JPMorgan tips three Singapore REITS, or S-REITs, to sell short based on “crash-test” scenarios. “S-REITs to avoid or short are those with less predictable or stable income streams, short-term financing concerns or where relatively aggressive asset valuations may leave the REIT exposed to asset writedowns, potential breaching of gearing limits and consequent dilutive equity fundraising to resolve the breach,” analysts Christopher Gee and Joy Wang say in report. Expects market-weighted S-REIT short portfolio to fall 6% by end-December. Tips shorting Suntec REIT (T82U.SG) with target price S$1.34, MM Prime REIT with target price S$1.06, CDL Hospitality Trust (J85.SG) with target price S$1.51; rates all three Underweight. At Thursday’s close, CDL Hospitality +4.7% at S$1.99, MMP REIT flat at S$1.19, Suntec REIT up 0.7% at S$1.40; market closed Friday for holiday.

JPMorgan tips three Singapore REITS, or S-REITs, to own based on “crash-test” scenarios. “The S-REITs to own have sustainable income streams, relatively conservative asset values and gearing levels at the lower end of the risk spectrum. General risk aversion toward the sector as well as the debt refinancing overhang has created the most obvious valuation anomalies when risk is taken into account,” analysts Christopher Gee and Joy Wang say in report. Expects the market-weighted long portfolio to post 31% total return through end-2008. Says likes A-REIT (A17U.SG) with target price of S$2.93, CapitaMall Trust (C38U.SG) with target price of S$3.67, CapitaCommercial Trust (C61U.SG) with target price of S$2.27; all three rated Overweight. At Thursday’s close, A-REIT ended down 3.9% at S$1.98, CapitaMall +0.3% at S$3.11, CapitaCommercial down 3.6% at S$1.90.
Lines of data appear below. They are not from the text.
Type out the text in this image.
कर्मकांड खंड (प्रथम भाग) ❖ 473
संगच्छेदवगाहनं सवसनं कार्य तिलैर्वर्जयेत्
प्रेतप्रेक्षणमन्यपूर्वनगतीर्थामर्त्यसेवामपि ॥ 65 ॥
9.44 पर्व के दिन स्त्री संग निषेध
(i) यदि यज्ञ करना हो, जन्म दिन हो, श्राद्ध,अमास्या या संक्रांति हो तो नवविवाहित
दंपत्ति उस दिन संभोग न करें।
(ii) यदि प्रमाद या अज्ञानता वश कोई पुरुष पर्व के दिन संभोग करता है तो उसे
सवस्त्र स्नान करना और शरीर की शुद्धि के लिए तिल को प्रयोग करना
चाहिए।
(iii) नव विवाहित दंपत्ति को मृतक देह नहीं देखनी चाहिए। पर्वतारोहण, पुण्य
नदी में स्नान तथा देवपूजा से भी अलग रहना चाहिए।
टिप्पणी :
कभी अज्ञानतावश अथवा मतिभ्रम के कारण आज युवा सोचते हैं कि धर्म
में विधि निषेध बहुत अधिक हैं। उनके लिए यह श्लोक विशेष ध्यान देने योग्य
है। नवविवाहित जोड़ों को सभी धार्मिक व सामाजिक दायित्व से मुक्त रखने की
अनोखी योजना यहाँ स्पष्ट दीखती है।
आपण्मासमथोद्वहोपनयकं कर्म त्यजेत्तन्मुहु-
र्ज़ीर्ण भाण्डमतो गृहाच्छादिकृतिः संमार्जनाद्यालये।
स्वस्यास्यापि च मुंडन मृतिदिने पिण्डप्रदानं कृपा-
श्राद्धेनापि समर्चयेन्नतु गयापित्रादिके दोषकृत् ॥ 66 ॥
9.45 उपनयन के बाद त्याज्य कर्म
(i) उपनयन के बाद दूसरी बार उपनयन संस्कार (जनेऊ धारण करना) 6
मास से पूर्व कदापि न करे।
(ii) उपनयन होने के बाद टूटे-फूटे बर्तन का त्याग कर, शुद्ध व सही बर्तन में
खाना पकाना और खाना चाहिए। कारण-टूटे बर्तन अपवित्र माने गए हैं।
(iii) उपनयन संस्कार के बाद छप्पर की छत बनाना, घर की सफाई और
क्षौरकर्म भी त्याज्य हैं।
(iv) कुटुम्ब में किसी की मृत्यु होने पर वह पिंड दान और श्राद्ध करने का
JPM Cuts K-REIT Tgt To S$1.34; Keeps Underweight

JPMorgan cuts K-REIT (K71U.SG) target price to S$1.34 from S$1.52 on prospect of more substantial dilution to equity holders resulting from REIT’s proposed rights issue. Keeps at Underweight. “The key upside risks to our price target for K-REIT could come from an unexpected improvement in the outlook for office property in Singapore, or confidence being restored in real estate capital markets, thus allowing K-REIT to get out of the vicious cycle it is in currently.”

JPM Downgrades CDL Hospitality To Underweight

JPMorgan downgrades CDL Hospitality Trust to Underweight from Overweight, cuts target price to S$1.51 from S$2.55. Cuts follow house running worst-case scenario through valuation models for all S-REITs under coverage. Says S-REITs with highest lease expiries in 2008-09 are most exposed to sudden deterioration in demand conditions if either rental rates or occupancy levels were to drop unexpectedly. Adds, hospitality-oriented S-REITs, such as CDL Hospitality Trust, are most acutely affected in this test.